Astro::Cosmology is a Perl module that can calculate cosmological distances, volumes, and times.
This module provides a set of routines to calculate a number of cosmological quantities based on distance and time. Some are a bit complex - e.g. the volume element at a given redshift - while some, such as the conversion between flux and luminosity, are more mundane.
To calculate results for a given cosmology you create an Astro::Cosmology object with the desired cosmological parameters, and then call the object's methods to perform the actual calculations. If you aren't used to objects, it may sound confusing; hopefully the SYNOPSIS section below will help (after all, a bit of code is worth a thousand words). The advantage of using an object-orientated interface is that the object can carry around the cosmological parameters, so you don't need to keep on specifying them whenever you want to calculate anything; it also means you can write routines which can just accept an Astro::Cosmology object rather than all the cosmological parameters.
This module requires that the PDL distribution is installed on your machine; PDL is available from CPAN or http://pdl.perl.org/
Whilst I believe the results are accurate, I do not guarantee this. Caveat emptor, as the Romans used to say...
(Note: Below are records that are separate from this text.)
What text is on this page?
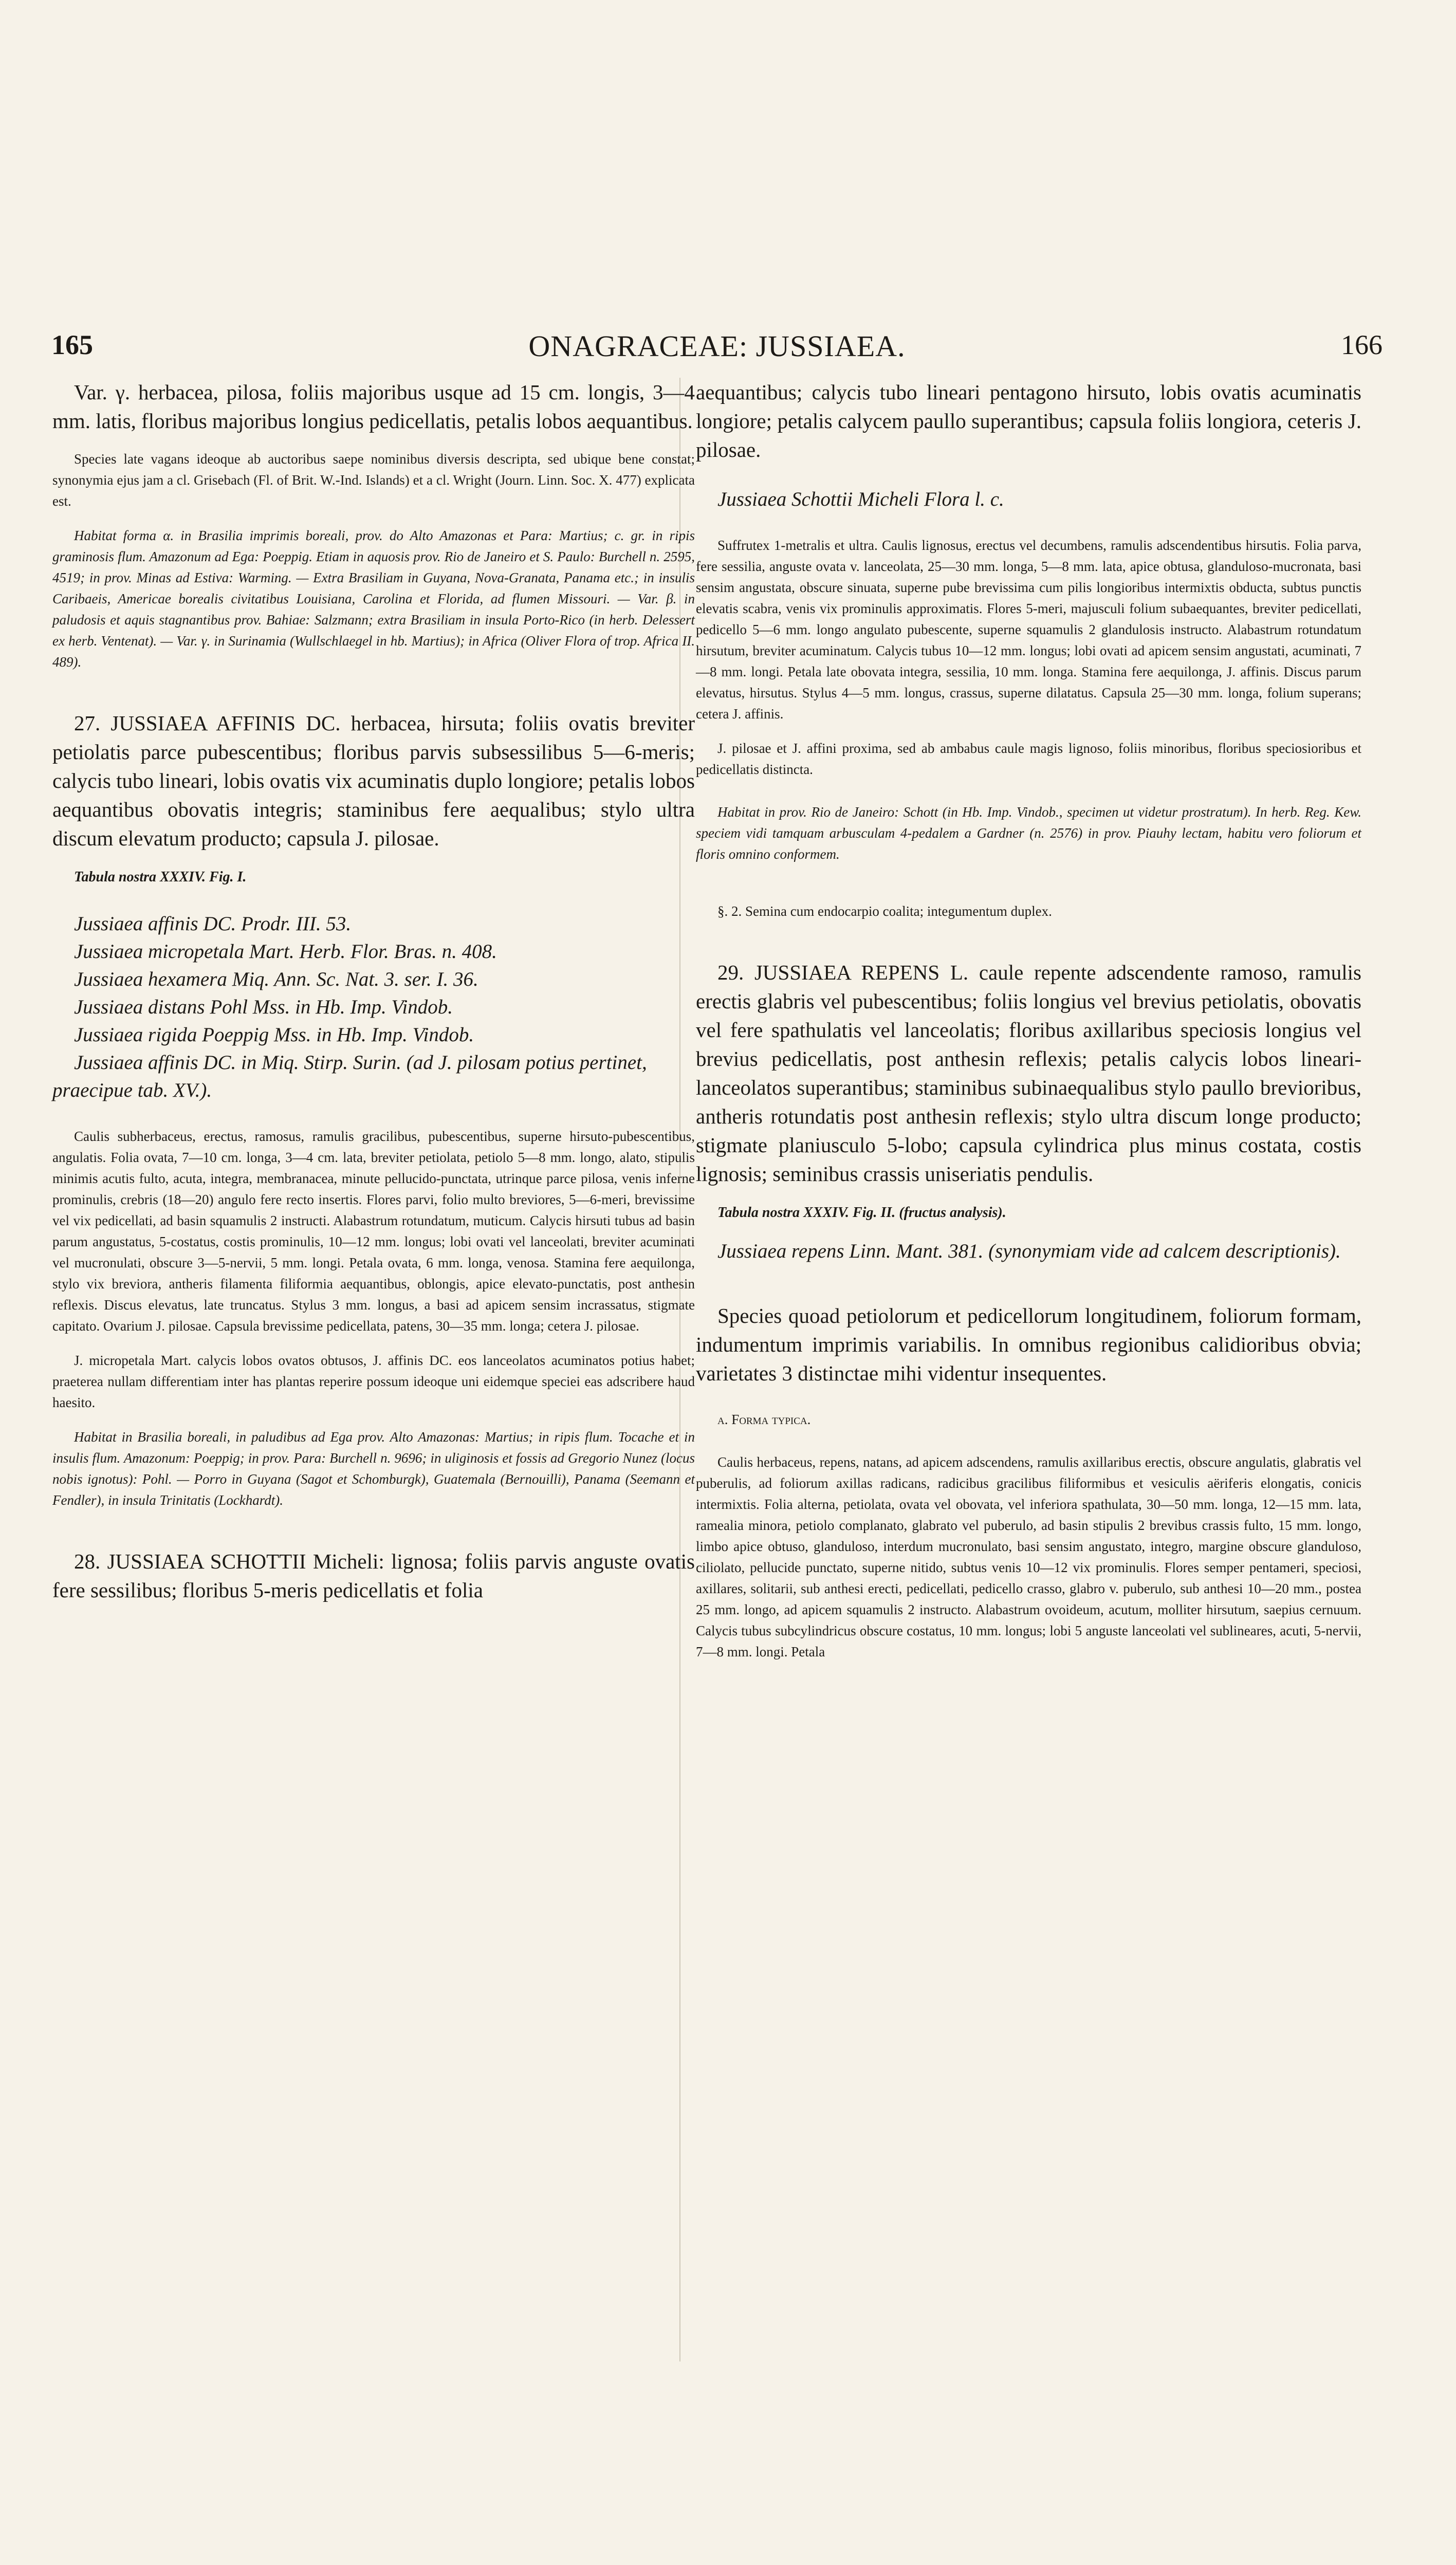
165	ONAGRACEAE: JUSSIAEA.	166

Var. γ. herbacea, pilosa, foliis majoribus usque ad 15 cm. longis, 3—4 mm. latis, floribus majoribus longius pedicellatis, petalis lobos aequantibus.

Species late vagans ideoque ab auctoribus saepe nominibus diversis descripta, sed ubique bene constat; synonymia ejus jam a cl. Grisebach (Fl. of Brit. W.-Ind. Islands) et a cl. Wright (Journ. Linn. Soc. X. 477) explicata est.

Habitat forma α. in Brasilia imprimis boreali, prov. do Alto Amazonas et Para: Martius; c. gr. in ripis graminosis flum. Amazonum ad Ega: Poeppig. Etiam in aquosis prov. Rio de Janeiro et S. Paulo: Burchell n. 2595, 4519; in prov. Minas ad Estiva: Warming. — Extra Brasiliam in Guyana, Nova-Granata, Panama etc.; in insulis Caribaeis, Americae borealis civitatibus Louisiana, Carolina et Florida, ad flumen Missouri. — Var. β. in paludosis et aquis stagnantibus prov. Bahiae: Salzmann; extra Brasiliam in insula Porto-Rico (in herb. Delessert ex herb. Ventenat). — Var. γ. in Surinamia (Wullschlaegel in hb. Martius); in Africa (Oliver Flora of trop. Africa II. 489).

27. JUSSIAEA AFFINIS DC. herbacea, hirsuta; foliis ovatis breviter petiolatis parce pubescentibus; floribus parvis subsessilibus 5—6-meris; calycis tubo lineari, lobis ovatis vix acuminatis duplo longiore; petalis lobos aequantibus obovatis integris; staminibus fere aequalibus; stylo ultra discum elevatum producto; capsula J. pilosae.

Tabula nostra XXXIV. Fig. I.

Jussiaea affinis DC. Prodr. III. 53.

Jussiaea micropetala Mart. Herb. Flor. Bras. n. 408.

Jussiaea hexamera Miq. Ann. Sc. Nat. 3. ser. I. 36.

Jussiaea distans Pohl Mss. in Hb. Imp. Vindob.

Jussiaea rigida Poeppig Mss. in Hb. Imp. Vindob.

Jussiaea affinis DC. in Miq. Stirp. Surin. (ad J. pilosam potius pertinet, praecipue tab. XV.).

Caulis subherbaceus, erectus, ramosus, ramulis gracilibus, pubescentibus, superne hirsuto-pubescentibus, angulatis. Folia ovata, 7—10 cm. longa, 3—4 cm. lata, breviter petiolata, petiolo 5—8 mm. longo, alato, stipulis minimis acutis fulto, acuta, integra, membranacea, minute pellucido-punctata, utrinque parce pilosa, venis inferne prominulis, crebris (18—20) angulo fere recto insertis. Flores parvi, folio multo breviores, 5—6-meri, brevissime vel vix pedicellati, ad basin squamulis 2 instructi. Alabastrum rotundatum, muticum. Calycis hirsuti tubus ad basin parum angustatus, 5-costatus, costis prominulis, 10—12 mm. longus; lobi ovati vel lanceolati, breviter acuminati vel mucronulati, obscure 3—5-nervii, 5 mm. longi. Petala ovata, 6 mm. longa, venosa. Stamina fere aequilonga, stylo vix breviora, antheris filamenta filiformia aequantibus, oblongis, apice elevato-punctatis, post anthesin reflexis. Discus elevatus, late truncatus. Stylus 3 mm. longus, a basi ad apicem sensim incrassatus, stigmate capitato. Ovarium J. pilosae. Capsula brevissime pedicellata, patens, 30—35 mm. longa; cetera J. pilosae.

J. micropetala Mart. calycis lobos ovatos obtusos, J. affinis DC. eos lanceolatos acuminatos potius habet; praeterea nullam differentiam inter has plantas reperire possum ideoque uni eidemque speciei eas adscribere haud haesito.

Habitat in Brasilia boreali, in paludibus ad Ega prov. Alto Amazonas: Martius; in ripis flum. Tocache et in insulis flum. Amazonum: Poeppig; in prov. Para: Burchell n. 9696; in uliginosis et fossis ad Gregorio Nunez (locus nobis ignotus): Pohl. — Porro in Guyana (Sagot et Schomburgk), Guatemala (Bernouilli), Panama (Seemann et Fendler), in insula Trinitatis (Lockhardt).

28. JUSSIAEA SCHOTTII Micheli: lignosa; foliis parvis anguste ovatis fere sessilibus; floribus 5-meris pedicellatis et folia

aequantibus; calycis tubo lineari pentagono hirsuto, lobis ovatis acuminatis longiore; petalis calycem paullo superantibus; capsula foliis longiora, ceteris J. pilosae.

Jussiaea Schottii Micheli Flora l. c.

Suffrutex 1-metralis et ultra. Caulis lignosus, erectus vel decumbens, ramulis adscendentibus hirsutis. Folia parva, fere sessilia, anguste ovata v. lanceolata, 25—30 mm. longa, 5—8 mm. lata, apice obtusa, glanduloso-mucronata, basi sensim angustata, obscure sinuata, superne pube brevissima cum pilis longioribus intermixtis obducta, subtus punctis elevatis scabra, venis vix prominulis approximatis. Flores 5-meri, majusculi folium subaequantes, breviter pedicellati, pedicello 5—6 mm. longo angulato pubescente, superne squamulis 2 glandulosis instructo. Alabastrum rotundatum hirsutum, breviter acuminatum. Calycis tubus 10—12 mm. longus; lobi ovati ad apicem sensim angustati, acuminati, 7—8 mm. longi. Petala late obovata integra, sessilia, 10 mm. longa. Stamina fere aequilonga, J. affinis. Discus parum elevatus, hirsutus. Stylus 4—5 mm. longus, crassus, superne dilatatus. Capsula 25—30 mm. longa, folium superans; cetera J. affinis.

J. pilosae et J. affini proxima, sed ab ambabus caule magis lignoso, foliis minoribus, floribus speciosioribus et pedicellatis distincta.

Habitat in prov. Rio de Janeiro: Schott (in Hb. Imp. Vindob., specimen ut videtur prostratum). In herb. Reg. Kew. speciem vidi tamquam arbusculam 4-pedalem a Gardner (n. 2576) in prov. Piauhy lectam, habitu vero foliorum et floris omnino conformem.

§. 2. Semina cum endocarpio coalita; integumentum duplex.

29. JUSSIAEA REPENS L. caule repente adscendente ramoso, ramulis erectis glabris vel pubescentibus; foliis longius vel brevius petiolatis, obovatis vel fere spathulatis vel lanceolatis; floribus axillaribus speciosis longius vel brevius pedicellatis, post anthesin reflexis; petalis calycis lobos lineari-lanceolatos superantibus; staminibus subinaequalibus stylo paullo brevioribus, antheris rotundatis post anthesin reflexis; stylo ultra discum longe producto; stigmate planiusculo 5-lobo; capsula cylindrica plus minus costata, costis lignosis; seminibus crassis uniseriatis pendulis.

Tabula nostra XXXIV. Fig. II. (fructus analysis).

Jussiaea repens Linn. Mant. 381. (synonymiam vide ad calcem descriptionis).

Species quoad petiolorum et pedicellorum longitudinem, foliorum formam, indumentum imprimis variabilis. In omnibus regionibus calidioribus obvia; varietates 3 distinctae mihi videntur insequentes.

α. Forma typica.

Caulis herbaceus, repens, natans, ad apicem adscendens, ramulis axillaribus erectis, obscure angulatis, glabratis vel puberulis, ad foliorum axillas radicans, radicibus gracilibus filiformibus et vesiculis aëriferis elongatis, conicis intermixtis. Folia alterna, petiolata, ovata vel obovata, vel inferiora spathulata, 30—50 mm. longa, 12—15 mm. lata, ramealia minora, petiolo complanato, glabrato vel puberulo, ad basin stipulis 2 brevibus crassis fulto, 15 mm. longo, limbo apice obtuso, glanduloso, interdum mucronulato, basi sensim angustato, integro, margine obscure glanduloso, ciliolato, pellucide punctato, superne nitido, subtus venis 10—12 vix prominulis. Flores semper pentameri, speciosi, axillares, solitarii, sub anthesi erecti, pedicellati, pedicello crasso, glabro v. puberulo, sub anthesi 10—20 mm., postea 25 mm. longo, ad apicem squamulis 2 instructo. Alabastrum ovoideum, acutum, molliter hirsutum, saepius cernuum. Calycis tubus subcylindricus obscure costatus, 10 mm. longus; lobi 5 anguste lanceolati vel sublineares, acuti, 5-nervii, 7—8 mm. longi. Petala
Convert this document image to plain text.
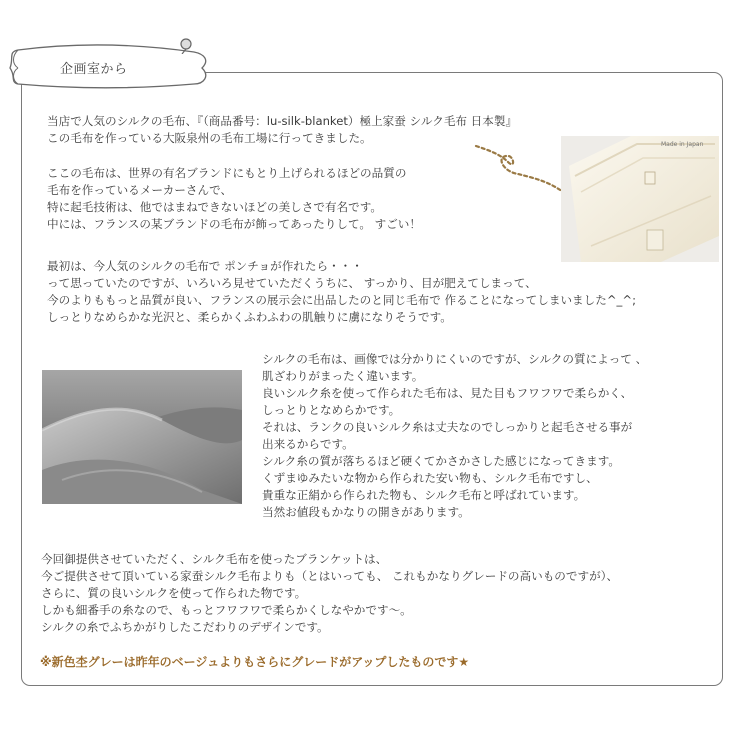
企画室から
当店で人気のシルクの毛布、『（商品番号：lu-silk-blanket）極上家蚕 シルク毛布 日本製』
この毛布を作っている大阪泉州の毛布工場に行ってきました。
ここの毛布は、世界の有名ブランドにもとり上げられるほどの品質の
毛布を作っているメーカーさんで、
特に起毛技術は、他ではまねできないほどの美しさで有名です。
中には、フランスの某ブランドの毛布が飾ってあったりして。 すごい！
最初は、今人気のシルクの毛布で ポンチョが作れたら・・・
って思っていたのですが、いろいろ見せていただくうちに、 すっかり、目が肥えてしまって、
今のよりももっと品質が良い、フランスの展示会に出品したのと同じ毛布で 作ることになってしまいました^_^;
しっとりなめらかな光沢と、柔らかくふわふわの肌触りに虜になりそうです。
シルクの毛布は、画像では分かりにくいのですが、シルクの質によって 、
肌ざわりがまったく違います。
良いシルク糸を使って作られた毛布は、見た目もフワフワで柔らかく、
しっとりとなめらかです。
それは、ランクの良いシルク糸は丈夫なのでしっかりと起毛させる事が
出来るからです。
シルク糸の質が落ちるほど硬くてかさかさした感じになってきます。
くずまゆみたいな物から作られた安い物も、シルク毛布ですし、
貴重な正絹から作られた物も、シルク毛布と呼ばれています。
当然お値段もかなりの開きがあります。
今回御提供させていただく、シルク毛布を使ったブランケットは、
今ご提供させて頂いている家蚕シルク毛布よりも（とはいっても、 これもかなりグレードの高いものですが）、
さらに、質の良いシルクを使って作られた物です。
しかも細番手の糸なので、もっとフワフワで柔らかくしなやかです〜。
シルクの糸でふちかがりしたこだわりのデザインです。
※新色杢グレーは昨年のベージュよりもさらにグレードがアップしたものです★
Made in Japan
use Astro::Cosmology qw( :constants );
# what is the luminosity distance, in metres, for
# a couple of cosmologies
my $z = sequence(10) / 10;
my $eds = Astro::Cosmology->new;
my $sn = Astro::Cosmology->new( matter => 0.3, lambda => 0.7 );
my $de = 1.0e6 * PARSEC * $eds->lum_dist($z);
my $ds = 1.0e6 * PARSEC * $sn->lum_dist($z);
# let's change the parameters of the $sn cosmology
$sn->setvars( lambda=>0.6, matter=>0.2 );
If H0 is set to 0, then the units used are the Hubble distance, volume per steradian, or time. If greater than zero, distances are measured in Mpc, volumes in Mpc^3/steradian, and time in years.